Several clinical conditions are directly linked to altered PRR signalling and its downstream effects:
Septic shock associated with excessive TLR activation and cytokine release
Increased infection susceptibility due to impaired PRR or adaptor protein function
Autoinflammatory disorders driven by dysregulated inflammasome and NOD-like receptor activity
Autoinflammatory diseases, including periodic fever syndromes, commonly involve abnormal activation of inflammasomes, leading to excessive production of interleukin-1β and interleukin-18. These cytokines drive recurrent systemic inflammation in the absence of infection or autoantibodies. Because these conditions arise from innate immune dysregulation rather than adaptive immune dysfunction, they illustrate the clinical consequences of PRR signalling that is active but poorly controlled.

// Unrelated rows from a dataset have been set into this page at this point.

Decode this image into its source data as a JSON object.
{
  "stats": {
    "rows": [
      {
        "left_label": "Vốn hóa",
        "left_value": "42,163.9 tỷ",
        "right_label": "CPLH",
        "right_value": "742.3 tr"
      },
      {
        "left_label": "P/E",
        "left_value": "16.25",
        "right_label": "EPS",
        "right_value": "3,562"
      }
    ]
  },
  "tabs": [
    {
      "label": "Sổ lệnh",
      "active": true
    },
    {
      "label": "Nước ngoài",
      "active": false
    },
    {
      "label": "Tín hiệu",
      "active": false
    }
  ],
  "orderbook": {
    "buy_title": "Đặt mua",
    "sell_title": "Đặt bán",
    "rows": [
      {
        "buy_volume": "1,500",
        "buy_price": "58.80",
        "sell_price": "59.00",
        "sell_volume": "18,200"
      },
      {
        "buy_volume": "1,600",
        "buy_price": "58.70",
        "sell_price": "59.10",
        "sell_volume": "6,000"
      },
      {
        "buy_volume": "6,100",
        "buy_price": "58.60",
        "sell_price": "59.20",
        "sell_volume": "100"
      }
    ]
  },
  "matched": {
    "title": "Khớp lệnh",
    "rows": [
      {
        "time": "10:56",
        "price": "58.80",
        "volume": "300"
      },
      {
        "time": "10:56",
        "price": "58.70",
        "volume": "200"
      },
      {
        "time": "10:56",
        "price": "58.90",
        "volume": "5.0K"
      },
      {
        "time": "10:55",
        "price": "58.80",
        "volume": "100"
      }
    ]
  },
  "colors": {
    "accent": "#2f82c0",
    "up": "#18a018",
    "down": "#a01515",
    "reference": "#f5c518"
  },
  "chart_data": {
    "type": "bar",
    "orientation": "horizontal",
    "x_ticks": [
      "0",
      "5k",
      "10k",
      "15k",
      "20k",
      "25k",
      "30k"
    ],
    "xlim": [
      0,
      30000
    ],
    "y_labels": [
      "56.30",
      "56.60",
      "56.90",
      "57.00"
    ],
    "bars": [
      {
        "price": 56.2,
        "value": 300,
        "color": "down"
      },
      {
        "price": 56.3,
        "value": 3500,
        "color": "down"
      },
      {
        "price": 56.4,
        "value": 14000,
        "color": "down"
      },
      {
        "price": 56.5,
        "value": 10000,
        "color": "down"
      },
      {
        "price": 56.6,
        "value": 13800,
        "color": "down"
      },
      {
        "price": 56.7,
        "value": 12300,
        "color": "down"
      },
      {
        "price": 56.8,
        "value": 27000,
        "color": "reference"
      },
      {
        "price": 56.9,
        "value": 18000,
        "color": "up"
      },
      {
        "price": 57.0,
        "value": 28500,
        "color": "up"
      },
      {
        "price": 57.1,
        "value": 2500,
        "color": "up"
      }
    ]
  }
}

PRRs and their signalling pathways are also emerging therapeutic targets. Modulating PRR activation is being explored in inflammatory bowel disease and autoimmune conditions, where dampening innate immune signalling may reduce chronic inflammation. In oncology and vaccinology, the same pathways are being harnessed in a controlled manner, using PRR agonists to enhance immune activation and improve antigen presentation. Understanding PRR biology therefore supports clinical reasoning across infection, inflammation, immune deficiency, and immune-targeted therapies.
Concept Check
What are the differences between PAMPs and DAMPs?
How do TLRs and NLRs differ in their location and the danger signals they detect?
What cytokines are commonly produced in response to PRR activation?
Why are PAMPs reliable indicators of infection?
How do PRRs help shape adaptive immune responses?